BEIJING (Reuters) - A collection of documents from Zhao Ziyang, who was China’s reformist Communist Party chief until he was toppled in 1989 for opposing the Tiananmen crackdown, has been smuggled out of the country and will be published in Hong Kong this month, according to a publishing house that is turning them into a book.
“The Collected Works of Zhao Ziyang”, to be released by the Chinese University of Hong Kong Press, lifts the veil on behind-the-scenes wrangling among top leaders from 1980 to 1989, said Gan Qi, director of the publisher. “The information in these documents provides concrete first-hand evidence of the existence of such conflicts,” Gan told Reuters in an interview.
It is unclear if the documents still come under China’s state secret laws. If they are classified it could provide a test of Beijing’s commitment to academic and publication freedom in the former British colony, which reverted to Chinese rule in 1997. The territory was rocked recently by allegations that China had abducted and illegally detained five Hong Kong booksellers.
China’s State Council Information Office, its cabinet spokesman’s office, did not respond to requests for comment. The Communist Party History Research Office, reached by telephone, declined to comment.
Zhao, who was China’s premier from 1980-87 and became general secretary of the Chinese Communist Party in 1987, engaged in a dialogue with student groups leading the Tiananmen Square protests and even went to the square in central Beijing to appeal for them to end a hunger strike in May 1989, about two weeks before the crackdown.
Zhao, who died in 2005 after spending more than 15 years under house arrest for opposing the crackdown on June 4, 1989, remains a symbol of reformist rectitude to more liberal elements in the party.
His plain-speaking reformist stance is indicated in some of the documents. For example, in a transcript of a closed-door party meeting in February 1987 Zhao said on the question of political reform that “past elections were elections without choices and would be difficult to call them real democracy.” In the transcript of a speech in April 1981, he says that it is best to “use scientific methods” and not to engage in political movements.
Gan declined to say how the documents, which Reuters has seen in manuscript form, were smuggled out of China. She declined to identify the sources of the documents, other than to say they included Zhao’s former aides.
She said that experts were brought in to authenticate the documents, including Zhao’s handwriting, and that they passed a review by a committee of academics.
Asked if they involved state secrets, Gan said: “What an academic publishing institution can and should do is abide by local laws and publication process.”
The four-volume collection contains 498 mostly previously unpublished documents, including party and government reports, speeches, discussion transcripts, letters and handwritten instructions by Zhao when he served as premier and party chief, Gan said.
It does not include official documents about the 1989 protests. China has never released a death toll from the crackdown, in which troops cleared demonstrators from central Beijing. Estimates from human rights groups and witnesses range from several hundred to several thousand.

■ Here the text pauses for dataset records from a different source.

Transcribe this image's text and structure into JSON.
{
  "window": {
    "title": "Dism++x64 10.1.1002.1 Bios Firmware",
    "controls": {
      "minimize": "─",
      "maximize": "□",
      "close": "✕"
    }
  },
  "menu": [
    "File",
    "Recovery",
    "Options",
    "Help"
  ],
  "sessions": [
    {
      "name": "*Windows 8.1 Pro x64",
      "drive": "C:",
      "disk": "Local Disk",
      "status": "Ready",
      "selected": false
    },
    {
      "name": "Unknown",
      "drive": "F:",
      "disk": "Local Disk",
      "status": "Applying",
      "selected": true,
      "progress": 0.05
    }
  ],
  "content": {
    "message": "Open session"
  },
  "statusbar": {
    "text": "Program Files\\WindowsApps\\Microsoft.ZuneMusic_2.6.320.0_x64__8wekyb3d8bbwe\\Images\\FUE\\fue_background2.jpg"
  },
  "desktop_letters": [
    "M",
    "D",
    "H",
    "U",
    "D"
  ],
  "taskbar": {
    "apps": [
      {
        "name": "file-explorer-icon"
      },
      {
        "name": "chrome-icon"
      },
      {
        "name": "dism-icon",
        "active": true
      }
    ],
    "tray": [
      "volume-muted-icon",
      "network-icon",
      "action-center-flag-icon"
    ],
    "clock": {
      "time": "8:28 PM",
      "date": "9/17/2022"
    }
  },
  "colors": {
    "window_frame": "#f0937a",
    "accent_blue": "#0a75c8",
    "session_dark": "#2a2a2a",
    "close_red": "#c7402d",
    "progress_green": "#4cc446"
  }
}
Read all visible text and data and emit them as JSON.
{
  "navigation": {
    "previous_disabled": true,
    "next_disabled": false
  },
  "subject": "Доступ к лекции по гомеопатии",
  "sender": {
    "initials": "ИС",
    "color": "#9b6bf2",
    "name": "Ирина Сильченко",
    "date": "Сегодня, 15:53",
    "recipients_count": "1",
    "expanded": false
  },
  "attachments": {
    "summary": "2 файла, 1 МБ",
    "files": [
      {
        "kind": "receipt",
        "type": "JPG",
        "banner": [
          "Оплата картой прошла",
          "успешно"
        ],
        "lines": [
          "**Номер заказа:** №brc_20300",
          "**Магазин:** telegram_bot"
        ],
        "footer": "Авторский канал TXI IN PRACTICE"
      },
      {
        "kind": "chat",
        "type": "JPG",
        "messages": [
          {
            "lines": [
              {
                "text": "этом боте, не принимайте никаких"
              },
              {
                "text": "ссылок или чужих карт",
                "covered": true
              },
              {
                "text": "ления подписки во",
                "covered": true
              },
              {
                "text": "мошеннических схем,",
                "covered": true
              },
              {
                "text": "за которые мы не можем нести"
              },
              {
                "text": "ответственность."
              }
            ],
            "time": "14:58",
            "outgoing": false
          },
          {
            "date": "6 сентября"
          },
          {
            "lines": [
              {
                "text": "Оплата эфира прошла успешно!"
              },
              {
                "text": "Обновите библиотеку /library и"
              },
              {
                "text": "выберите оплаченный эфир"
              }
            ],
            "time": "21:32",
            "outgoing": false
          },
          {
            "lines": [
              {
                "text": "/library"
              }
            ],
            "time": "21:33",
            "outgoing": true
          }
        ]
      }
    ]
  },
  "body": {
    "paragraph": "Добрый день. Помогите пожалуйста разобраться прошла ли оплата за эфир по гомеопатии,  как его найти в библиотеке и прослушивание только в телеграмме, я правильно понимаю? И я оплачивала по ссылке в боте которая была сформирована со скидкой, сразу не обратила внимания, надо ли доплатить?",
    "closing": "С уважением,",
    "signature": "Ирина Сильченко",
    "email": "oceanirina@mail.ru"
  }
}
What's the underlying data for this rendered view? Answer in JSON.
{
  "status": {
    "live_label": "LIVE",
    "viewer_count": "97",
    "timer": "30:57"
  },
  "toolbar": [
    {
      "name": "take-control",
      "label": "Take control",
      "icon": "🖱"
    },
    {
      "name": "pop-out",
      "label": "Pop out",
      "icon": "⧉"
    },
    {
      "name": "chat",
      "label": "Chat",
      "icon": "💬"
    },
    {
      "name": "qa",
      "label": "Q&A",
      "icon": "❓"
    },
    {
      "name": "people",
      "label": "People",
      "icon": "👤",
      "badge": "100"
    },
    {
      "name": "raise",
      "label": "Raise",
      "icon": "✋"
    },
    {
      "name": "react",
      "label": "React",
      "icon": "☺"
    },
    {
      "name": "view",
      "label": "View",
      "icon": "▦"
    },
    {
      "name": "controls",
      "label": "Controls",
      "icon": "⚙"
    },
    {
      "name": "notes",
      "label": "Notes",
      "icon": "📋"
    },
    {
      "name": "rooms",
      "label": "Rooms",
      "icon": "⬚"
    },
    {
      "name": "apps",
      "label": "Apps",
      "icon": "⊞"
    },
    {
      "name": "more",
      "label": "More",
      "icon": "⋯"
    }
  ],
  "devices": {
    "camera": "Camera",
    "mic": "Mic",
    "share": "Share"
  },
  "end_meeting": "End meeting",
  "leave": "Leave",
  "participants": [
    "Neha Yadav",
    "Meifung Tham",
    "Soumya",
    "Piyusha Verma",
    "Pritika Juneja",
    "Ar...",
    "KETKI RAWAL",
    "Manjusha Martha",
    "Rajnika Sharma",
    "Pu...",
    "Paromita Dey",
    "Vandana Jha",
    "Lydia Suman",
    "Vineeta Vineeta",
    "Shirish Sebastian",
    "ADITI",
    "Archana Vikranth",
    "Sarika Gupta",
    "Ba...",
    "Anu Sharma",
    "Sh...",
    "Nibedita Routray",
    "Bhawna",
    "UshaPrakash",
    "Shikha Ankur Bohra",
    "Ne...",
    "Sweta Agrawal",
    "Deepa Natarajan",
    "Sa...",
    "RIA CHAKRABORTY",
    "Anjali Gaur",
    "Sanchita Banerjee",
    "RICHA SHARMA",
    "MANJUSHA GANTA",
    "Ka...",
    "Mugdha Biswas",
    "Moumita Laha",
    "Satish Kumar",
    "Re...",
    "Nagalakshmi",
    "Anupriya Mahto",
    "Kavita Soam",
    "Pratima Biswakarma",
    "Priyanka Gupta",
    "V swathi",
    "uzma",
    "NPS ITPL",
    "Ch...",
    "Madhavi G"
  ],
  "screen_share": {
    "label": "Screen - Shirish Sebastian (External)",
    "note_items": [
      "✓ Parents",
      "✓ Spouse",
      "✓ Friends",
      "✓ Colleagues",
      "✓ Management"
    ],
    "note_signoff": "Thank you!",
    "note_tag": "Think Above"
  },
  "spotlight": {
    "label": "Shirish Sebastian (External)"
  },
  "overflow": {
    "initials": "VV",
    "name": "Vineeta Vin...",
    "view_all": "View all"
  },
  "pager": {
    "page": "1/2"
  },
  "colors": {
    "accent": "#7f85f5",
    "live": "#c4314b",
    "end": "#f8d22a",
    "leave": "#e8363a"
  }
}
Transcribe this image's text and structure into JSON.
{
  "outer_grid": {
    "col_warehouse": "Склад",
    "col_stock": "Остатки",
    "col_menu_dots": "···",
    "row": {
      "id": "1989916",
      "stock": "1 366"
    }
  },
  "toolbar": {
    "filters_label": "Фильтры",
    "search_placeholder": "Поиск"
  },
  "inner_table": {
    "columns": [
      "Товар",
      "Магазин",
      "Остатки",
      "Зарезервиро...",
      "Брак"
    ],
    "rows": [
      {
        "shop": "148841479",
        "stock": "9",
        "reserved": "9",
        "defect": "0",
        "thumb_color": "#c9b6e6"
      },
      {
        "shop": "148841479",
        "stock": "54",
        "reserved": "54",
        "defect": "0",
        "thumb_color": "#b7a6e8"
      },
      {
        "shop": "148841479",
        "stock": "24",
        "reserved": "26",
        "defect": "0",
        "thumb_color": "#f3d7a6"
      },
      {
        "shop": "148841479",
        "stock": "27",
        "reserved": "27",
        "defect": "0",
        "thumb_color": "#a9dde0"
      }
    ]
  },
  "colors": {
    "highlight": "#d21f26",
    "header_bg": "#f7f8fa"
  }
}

It isn’t the first time, Zhao’s views have come back to haunt the Chinese leadership. In May 2009, his memoirs “Prisoner of the State”, which had been secretly recorded under house arrest and smuggled out of the country, were published by Simon & Schuster. Based on 30 hours of tape transcribed and translated into English, they included Zhao’s denunciation of the crackdown from the grave. He said “a tragedy to shock the world had not been averted.”
The latest Zhao book was compiled and edited by university press staff and unidentified personnel who used to work closely with Zhao, Gan said.
Some academics said that the documents would help to restore Zhao to his proper place in history after the Chinese government has sought to erase his memory.
“While China’s leaders have tried to whitewash and ignore Zhao’s important roles during China’s early reform era, this four-volume set goes far towards setting the historical record straight and restoring his reputation,” David Shambaugh, a professor of political science and international affairs at George Washington University, wrote in a blurb for the collection.
There is a very different view from Beijing.
“From the Chinese Communist Party’s point of view, Zhao Ziyang committed mistakes in 1989. He was accused of splitting the party and backing turmoil,” said Zhang Lifan, a Beijing-based historian and political commentator.